(cycle 35, day 29 - cycle 36, day 1)
and now begins the wait for AF to start up again. only thing is, I have no idea when to actually expect her. because of the MC, my hormones could be totally out of wack and the hcg from the pregnancy could take a while to leave my system (though I feel like if the baby died at 7w and I carried for another 4, the hcg probably totally left my system) preventing O from happening. from some research and other's experiences, you basically don't O until the hcg leaves, which can take up to 4 weeks, hence the typically longer cycles following MCs.

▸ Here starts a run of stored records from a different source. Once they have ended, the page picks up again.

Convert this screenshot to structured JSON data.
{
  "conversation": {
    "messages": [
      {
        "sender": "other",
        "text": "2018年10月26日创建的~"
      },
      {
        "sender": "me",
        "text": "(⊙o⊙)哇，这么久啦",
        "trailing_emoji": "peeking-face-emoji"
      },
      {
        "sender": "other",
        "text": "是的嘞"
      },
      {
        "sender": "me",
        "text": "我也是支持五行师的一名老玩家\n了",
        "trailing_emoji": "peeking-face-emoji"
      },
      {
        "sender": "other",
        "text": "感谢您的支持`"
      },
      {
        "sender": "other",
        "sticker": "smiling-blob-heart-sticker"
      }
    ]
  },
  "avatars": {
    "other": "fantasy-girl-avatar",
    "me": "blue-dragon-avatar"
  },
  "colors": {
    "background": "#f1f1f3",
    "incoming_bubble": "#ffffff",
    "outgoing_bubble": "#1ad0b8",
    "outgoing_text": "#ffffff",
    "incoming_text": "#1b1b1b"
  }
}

last time, I basically had a regular cycle, well within my norm at the time, just on the longer end of that norm. but this time I got so much further in the pregnancy, so would this cycle be proportionately longer? IDK. I feel like i'm in store for a regular cycle because of my CM, but since I skipped temping and OPKs this cycle, that's the only thing I can really go on, which I felt I wouldn't be able to totally trust since its possible I could have fertile looking CM when I would normally have it, but maybe not O yet and still be a couple weeks away from that. I haven't noticed as much fertile CM since then, but its possible its still coming.

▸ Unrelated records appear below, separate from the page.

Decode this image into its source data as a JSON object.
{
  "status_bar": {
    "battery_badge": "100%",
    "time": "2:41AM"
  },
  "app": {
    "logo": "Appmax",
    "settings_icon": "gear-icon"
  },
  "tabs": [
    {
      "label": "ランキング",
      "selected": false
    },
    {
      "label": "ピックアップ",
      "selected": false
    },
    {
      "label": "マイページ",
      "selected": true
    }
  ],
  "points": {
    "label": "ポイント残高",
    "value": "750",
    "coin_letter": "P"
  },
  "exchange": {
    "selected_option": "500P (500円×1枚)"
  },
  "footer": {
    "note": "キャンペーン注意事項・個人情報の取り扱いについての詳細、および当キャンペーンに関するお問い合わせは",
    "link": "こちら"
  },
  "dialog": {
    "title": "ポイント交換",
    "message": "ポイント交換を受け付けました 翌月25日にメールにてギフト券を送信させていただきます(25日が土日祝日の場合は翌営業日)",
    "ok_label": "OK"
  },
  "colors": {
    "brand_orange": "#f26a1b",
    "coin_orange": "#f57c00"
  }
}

so i'm feeling slightly unprepared for AFs arrival. I don't have a ton of supplies on hand, but I don't normally have to carry provisions on me for 2-4 weeks straight, normally just a couple days. this doesn't feel like a typical 2ww, probably because I have such low hopes of getting pregnant again quickly based on what's happened in the past. I want to get pregnant quickly, but who knows what my body will even do next time. I want to be pregnant and get past the first tri so I can actually enjoy it instead of waiting for the red death to start...
ETA: I know my body too damn well. I wasn't counting on what I thought was my fertile time to actually be my fertile time since I was fresh from a MC... but yet, there was AF, ready and waiting for me exactly when I would have expected her if I was right.